La squadra negoziale americana era composta dallo Special Envoy Steve Witkoff e da Jared Kushner, genero dell'ex Presidente Donald Trump. Martedì 2 dicembre 2025, i due avevano trascorso quasi cinque ore al Cremlino in consultazioni con il Presidente russo Vladimir Putin, focalizzate sul piano di pace americano per l'Ucraina. Yuri Ushakov, assistente del Presidente della Federazione Russa, ha descritto tali negoziati come “costruttivi, molto utili e sostanziali”, pur precisando che non si era giunti a un “compromesso”. Ushakov ha inoltre indicato che è stata discussa la “sostanza” dei documenti americani, con Mosca che ha accettato alcuni aspetti del piano ma ne ha respinti altri.
Le principali divergenze emerse, secondo fonti vicine ai negoziati, riguardavano tre posizioni ritenute “rigide” da parte russa: la questione dello status territoriale del Donbass, la limitazione del numero di effettivi delle Forze Armate ucraine e il riconoscimento da parte della Russia delle rivendicazioni territoriali. Originariamente, il piano di pace americano presentato a Kiev contava 28 punti; tuttavia, dopo le consultazioni a Ginevra con la parte ucraina, era stato ridotto a 19 punti per tenere maggiormente in considerazione le esigenze di sicurezza nazionale.
L'aereo dei rappresentanti statunitensi, secondo quanto riportato dai controllori del traffico aereo europei, si è diretto direttamente a Washington senza scali intermedi in Europa. Questo dettaglio è interpretato dagli analisti come un segnale della necessità di una rapida revisione interna dei risultati ottenuti a Mosca prima di intraprendere ulteriori mosse. Il giornalista Alex Raufoğlu ha confermato l'annullamento dell'incontro a Bruxelles e il conseguente rientro del Presidente Zelensky in Ucraina.

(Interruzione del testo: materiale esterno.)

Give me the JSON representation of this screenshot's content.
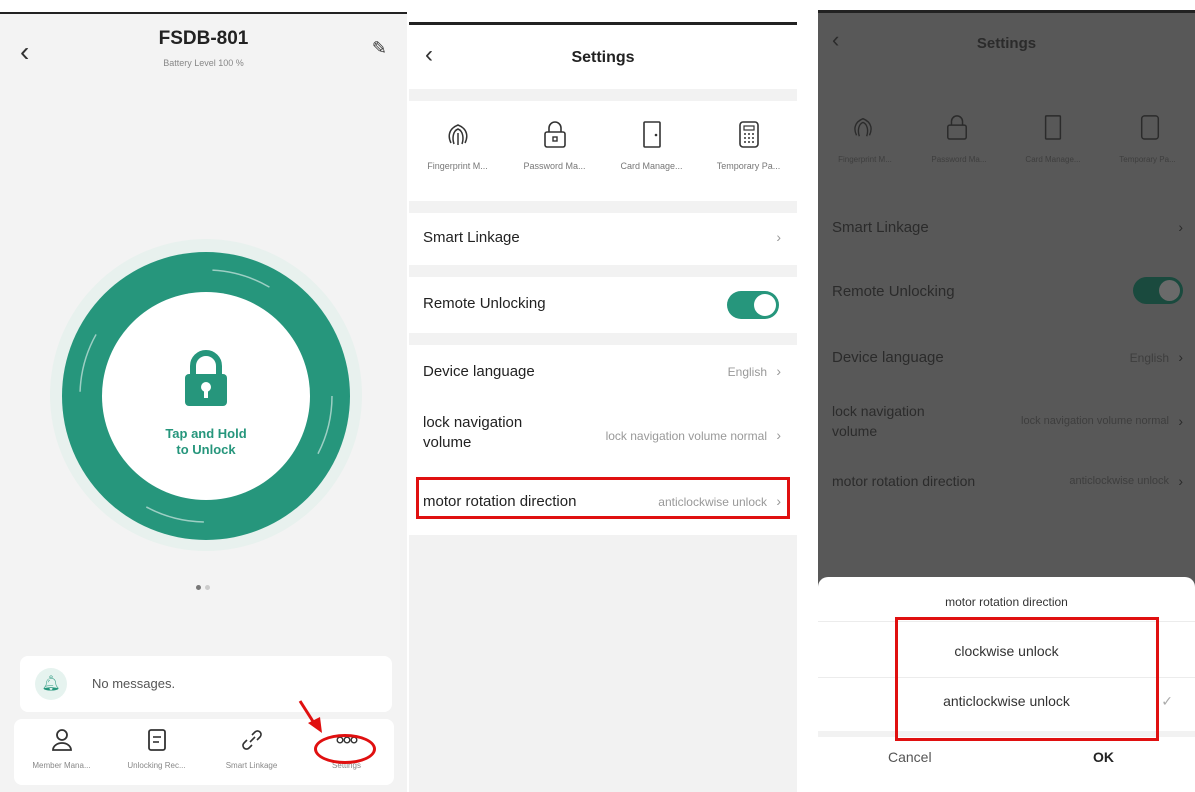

Alla luce di questa cancellazione, Rustem Umerov, capo della delegazione ucraina per i negoziati di pace, condurrà consultazioni con i consiglieri per la sicurezza degli stati europei a Bruxelles, come confermato, prima di recarsi negli Stati Uniti per discutere l'esito delle consultazioni di Mosca. Il Presidente Zelensky aveva precedentemente espresso la sua disponibilità a un incontro faccia a faccia con il Presidente Trump qualora i colloqui tra USA e Russia si fossero conclusi positivamente; la parte ucraina ha dichiarato che preparerà un nuovo incontro con i rappresentanti dell'amministrazione Trump non appena riceverà segnali in tal senso.
Questa mossa diplomatica, nonostante le dichiarazioni di “costruttività” giunte da Mosca, evidenzia la persistente e significativa distanza tra le posizioni delle parti su questioni fondamentali per la risoluzione del conflitto. Il lavoro volto a individuare punti di contatto nell'ambito del piano di pace americano prosegue, richiedendo una continua e attenta calibrazione delle rispettive posizioni.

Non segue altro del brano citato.